Los condujo a través de las grandes terrazas, y Misha saltaba de alegría.
«Este es el reino de los niños», explicó el hombre mayor, señalando una gran pradera donde Misha podría jugar con otros niños.
Había un pequeño estanque, carpas, una verdadera casa en el árbol e incluso un pequeño circo con animales.
«¿Les gustaría venir a visitarnos más seguido?», preguntó Ignat. «Me encantaría que me acompañaran.»
La tarde pasó rápidamente, y cuando llegó el momento de regresar a casa, Ignat le dio a Angelina una dirección: «Este es mi número privado.

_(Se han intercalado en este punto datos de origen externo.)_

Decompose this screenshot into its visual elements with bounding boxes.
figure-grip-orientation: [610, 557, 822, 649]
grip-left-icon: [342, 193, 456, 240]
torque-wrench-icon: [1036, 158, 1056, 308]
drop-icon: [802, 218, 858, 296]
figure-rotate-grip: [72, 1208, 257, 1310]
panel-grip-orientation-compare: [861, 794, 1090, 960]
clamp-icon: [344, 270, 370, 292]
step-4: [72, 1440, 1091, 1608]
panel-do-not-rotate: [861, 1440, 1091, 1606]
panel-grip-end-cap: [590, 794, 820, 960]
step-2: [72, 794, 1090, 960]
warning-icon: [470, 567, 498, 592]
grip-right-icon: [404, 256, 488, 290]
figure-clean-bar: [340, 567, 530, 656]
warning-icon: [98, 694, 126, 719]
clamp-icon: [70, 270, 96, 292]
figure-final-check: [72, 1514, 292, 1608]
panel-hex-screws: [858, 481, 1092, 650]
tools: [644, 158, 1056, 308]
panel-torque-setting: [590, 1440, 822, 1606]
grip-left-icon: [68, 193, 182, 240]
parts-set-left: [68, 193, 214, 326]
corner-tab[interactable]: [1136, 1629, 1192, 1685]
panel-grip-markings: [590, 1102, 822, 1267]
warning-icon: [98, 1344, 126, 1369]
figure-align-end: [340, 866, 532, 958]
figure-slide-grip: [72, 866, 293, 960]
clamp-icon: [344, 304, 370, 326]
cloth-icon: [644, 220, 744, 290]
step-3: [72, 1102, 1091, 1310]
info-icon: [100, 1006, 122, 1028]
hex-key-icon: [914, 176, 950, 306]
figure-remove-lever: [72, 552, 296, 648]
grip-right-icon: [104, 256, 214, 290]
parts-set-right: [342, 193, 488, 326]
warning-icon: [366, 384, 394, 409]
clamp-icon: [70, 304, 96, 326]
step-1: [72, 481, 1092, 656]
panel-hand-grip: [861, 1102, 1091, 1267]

Si alguna vez necesitan ayuda, no duden en llamar.»
Dos días después, tras otro encuentro, Ignat sugirió que Misha podría venir regularmente los fines de semana.
Angelina aceptó con el tiempo. Se dio cuenta de cómo el niño comenzó a hacer amigos con otros niños y a olvidar el estrés de los últimos meses.
«Sabes, cariño», le dijo una noche mientras le contaba un cuento antes de dormir, «a veces las cosas buenas suceden en la vida.
Los peores momentos llegan a su
fin, y nos encontramos con los mejores. Y sabes que todo está bien, ¿verdad?»
Misha asintió con una sonrisa. «Sí, mamá, todo está bien.»